Family studies are important to scale the amount biological vulnerability in schizophrenia. It's a process to identify hereditary developments for a child. Another way of studying the effects of heredity on development of schizophrenia is through adoption studies. There are two basic kind of adoption studies. The first type compares adopted children whose biological parents were diagnosed as having schizophrenia with adopted children whose parents did not have this disorder. The second examines the incidence of schizophrenia in the biological and adopted families of adopted children who later develops this disorder.
The complexity & value of adoption studies is illustrated by a study conducted in Finland by Tienari et al., 1990. Adopted kids whose biological mothers were diagnosed with schizophrenia were paired with adopted kids whose biological parents didn't have this diagnosis. In order to carry out this study, researchers collected information about nearly 20k women who had been treated in psychiatric hospital at some time during a 10 year period. From this group, they found 171 women who had been diagnosed with schizophrenia & who gave birth to a child who was adopted by a non related Finnish family before the child was 4 years old. Fewer than 1 in 100 of original cases qualified.
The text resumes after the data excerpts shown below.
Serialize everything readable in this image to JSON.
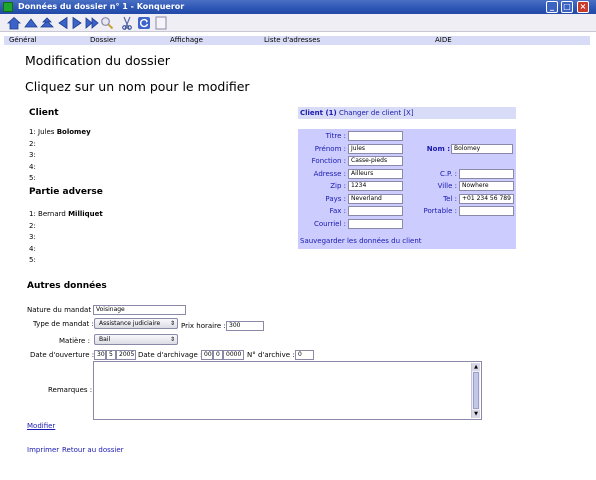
{
  "window": {
    "title": "Données du dossier n° 1 - Konqueror",
    "controls": {
      "minimize": "_",
      "maximize": "□",
      "close": "×"
    }
  },
  "toolbar": {
    "icons": [
      "home-icon",
      "up-icon",
      "back-icon",
      "forward-icon",
      "fast-forward-icon",
      "find-icon",
      "cut-icon",
      "reload-icon",
      "stop-icon"
    ]
  },
  "menu": {
    "items": [
      "Général",
      "Dossier",
      "Affichage",
      "Liste d'adresses",
      "AIDE"
    ]
  },
  "page": {
    "heading": "Modification du dossier",
    "subheading": "Cliquez sur un nom pour le modifier"
  },
  "client_section": {
    "title": "Client",
    "entries": [
      {
        "num": "1:",
        "first": "Jules",
        "last": "Bolomey"
      },
      {
        "num": "2:",
        "first": "",
        "last": ""
      },
      {
        "num": "3:",
        "first": "",
        "last": ""
      },
      {
        "num": "4:",
        "first": "",
        "last": ""
      },
      {
        "num": "5:",
        "first": "",
        "last": ""
      }
    ]
  },
  "adverse_section": {
    "title": "Partie adverse",
    "entries": [
      {
        "num": "1:",
        "first": "Bernard",
        "last": "Milliquet"
      },
      {
        "num": "2:",
        "first": "",
        "last": ""
      },
      {
        "num": "3:",
        "first": "",
        "last": ""
      },
      {
        "num": "4:",
        "first": "",
        "last": ""
      },
      {
        "num": "5:",
        "first": "",
        "last": ""
      }
    ]
  },
  "client_panel": {
    "tab_active": "Client (1)",
    "tab_change": "Changer de client",
    "tab_close": "[X]",
    "fields": {
      "titre": {
        "label": "Titre :",
        "value": ""
      },
      "prenom": {
        "label": "Prénom :",
        "value": "Jules"
      },
      "nom": {
        "label": "Nom :",
        "value": "Bolomey"
      },
      "fonction": {
        "label": "Fonction :",
        "value": "Casse-pieds"
      },
      "adresse": {
        "label": "Adresse :",
        "value": "Ailleurs"
      },
      "cp": {
        "label": "C.P. :",
        "value": ""
      },
      "zip": {
        "label": "Zip :",
        "value": "1234"
      },
      "ville": {
        "label": "Ville :",
        "value": "Nowhere"
      },
      "pays": {
        "label": "Pays :",
        "value": "Neverland"
      },
      "tel": {
        "label": "Tel :",
        "value": "+01 234 56 789"
      },
      "fax": {
        "label": "Fax :",
        "value": ""
      },
      "portable": {
        "label": "Portable :",
        "value": ""
      },
      "courriel": {
        "label": "Courriel :",
        "value": ""
      }
    },
    "save_label": "Sauvegarder les données du client"
  },
  "other_data": {
    "title": "Autres données",
    "nature_label": "Nature du mandat :",
    "nature_value": "Voisinage",
    "type_label": "Type de mandat :",
    "type_value": "Assistance judiciaire",
    "prix_label": "Prix horaire :",
    "prix_value": "300",
    "matiere_label": "Matière :",
    "matiere_value": "Bail",
    "ouverture_label": "Date d'ouverture :",
    "ouverture_day": "30",
    "ouverture_month": "5",
    "ouverture_year": "2005",
    "archivage_label": "Date d'archivage :",
    "archivage_day": "00",
    "archivage_month": "0",
    "archivage_year": "0000",
    "archive_num_label": "N° d'archive :",
    "archive_num_value": "0",
    "remarques_label": "Remarques :",
    "remarques_value": ""
  },
  "links": {
    "modifier": "Modifier",
    "imprimer": "Imprimer",
    "retour": "Retour au dossier"
  }
}
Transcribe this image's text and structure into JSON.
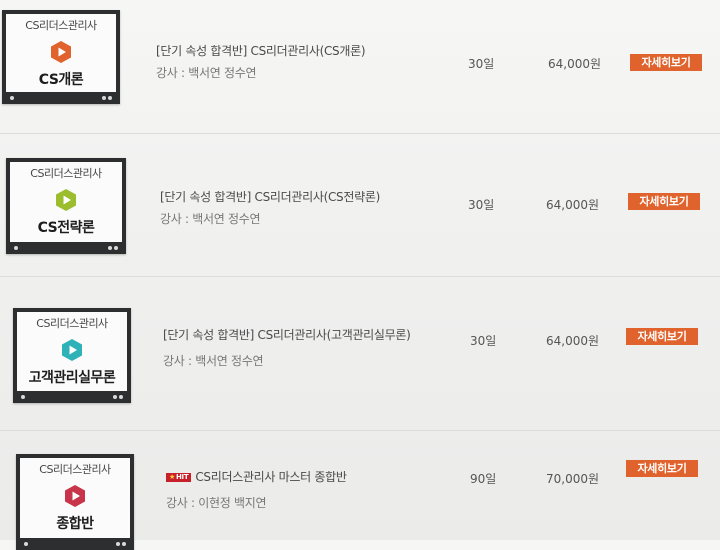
{
  "courses": [
    {
      "thumb_title": "CS리더스관리사",
      "thumb_subject": "CS개론",
      "play_color": "#e0622c",
      "title": "[단기 속성 합격반] CS리더관리사(CS개론)",
      "instructor": "강사 : 백서연 정수연",
      "days": "30일",
      "price": "64,000원",
      "button_label": "자세히보기",
      "hit": false
    },
    {
      "thumb_title": "CS리더스관리사",
      "thumb_subject": "CS전략론",
      "play_color": "#9cbd2e",
      "title": "[단기 속성 합격반] CS리더관리사(CS전략론)",
      "instructor": "강사 : 백서연 정수연",
      "days": "30일",
      "price": "64,000원",
      "button_label": "자세히보기",
      "hit": false
    },
    {
      "thumb_title": "CS리더스관리사",
      "thumb_subject": "고객관리실무론",
      "play_color": "#2fb1b8",
      "title": "[단기 속성 합격반] CS리더관리사(고객관리실무론)",
      "instructor": "강사 : 백서연 정수연",
      "days": "30일",
      "price": "64,000원",
      "button_label": "자세히보기",
      "hit": false
    },
    {
      "thumb_title": "CS리더스관리사",
      "thumb_subject": "종합반",
      "play_color": "#c8344a",
      "title": "CS리더스관리사 마스터 종합반",
      "instructor": "강사 : 이현정 백지연",
      "days": "90일",
      "price": "70,000원",
      "button_label": "자세히보기",
      "hit": true,
      "hit_label": "HIT"
    }
  ]
}
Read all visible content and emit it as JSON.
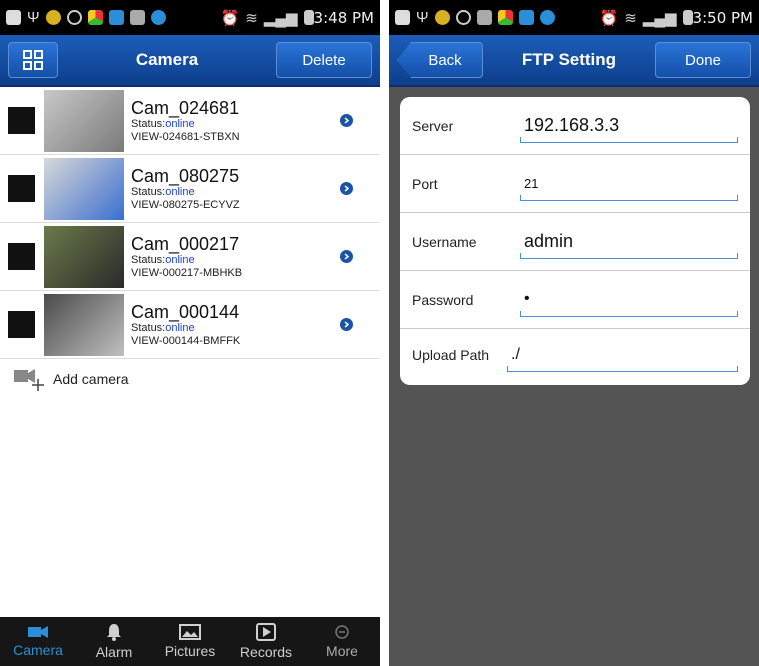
{
  "left": {
    "status_bar": {
      "time": "3:48 PM"
    },
    "header": {
      "title": "Camera",
      "delete_label": "Delete"
    },
    "cameras": [
      {
        "name": "Cam_024681",
        "status_label": "Status:",
        "status_value": "online",
        "uid": "VIEW-024681-STBXN",
        "thumb_colors": [
          "#c8c8c8",
          "#7a7a7a"
        ]
      },
      {
        "name": "Cam_080275",
        "status_label": "Status:",
        "status_value": "online",
        "uid": "VIEW-080275-ECYVZ",
        "thumb_colors": [
          "#d8d8d8",
          "#3a6fd0"
        ]
      },
      {
        "name": "Cam_000217",
        "status_label": "Status:",
        "status_value": "online",
        "uid": "VIEW-000217-MBHKB",
        "thumb_colors": [
          "#6a7a4a",
          "#2a2a2a"
        ]
      },
      {
        "name": "Cam_000144",
        "status_label": "Status:",
        "status_value": "online",
        "uid": "VIEW-000144-BMFFK",
        "thumb_colors": [
          "#4a4a4a",
          "#c0c0c0"
        ]
      }
    ],
    "add_camera_label": "Add camera",
    "tabs": [
      {
        "label": "Camera",
        "icon": "camera-icon",
        "active": true
      },
      {
        "label": "Alarm",
        "icon": "bell-icon",
        "active": false
      },
      {
        "label": "Pictures",
        "icon": "picture-icon",
        "active": false
      },
      {
        "label": "Records",
        "icon": "play-icon",
        "active": false
      },
      {
        "label": "More",
        "icon": "more-icon",
        "active": false
      }
    ]
  },
  "right": {
    "status_bar": {
      "time": "3:50 PM"
    },
    "header": {
      "back_label": "Back",
      "title": "FTP Setting",
      "done_label": "Done"
    },
    "fields": {
      "server": {
        "label": "Server",
        "value": "192.168.3.3"
      },
      "port": {
        "label": "Port",
        "value": "21"
      },
      "username": {
        "label": "Username",
        "value": "admin"
      },
      "password": {
        "label": "Password",
        "value": "•"
      },
      "upload_path": {
        "label": "Upload Path",
        "value": "./"
      }
    }
  },
  "colors": {
    "nav_blue": "#1450a8",
    "accent": "#2a8fd8",
    "online": "#1a3fd8"
  }
}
Some other tasks the researchers faced:
1. Selecting 2 adopted children as matched controls for each index case.
2. Checking the psychiatric histories of control children's parents.
3. Administering structured interviews to all the biological mothers, thus providing a diagnosis to compare with that in hospital records.
4. Interviewing the biological fathers of each index group member to evaluate whether he also had a psychiatric disorder that would add some risk for the child.
In addition, the team performed rearing environment evaluation .
1. Interview with entire family.
2. Joint interview with both adoptive parents.
3. Psychological testing.
4. Comprehensive test battery for each one separately.
5. Follow up & assessment for 5 to 7 years.
The study's findings support the idea that healthy family environment has a protective effect on kids who may be at a risk of schizophrenia. In the group of index children reared in psychologically healthy families, none had become psychotic & only 4% had severe psychological disorder. Index children brought up in severely disturbed families, 11% were psychotic & 41% had sever borderline state or severe psychological disorder. The index children were more likely to have a psychosis compared to the controlled children with each corresponding family type. These findings support the view that genetically transmitted vulnerability may be necessary for or at least increase the possibility of occurrence of schizophrenia.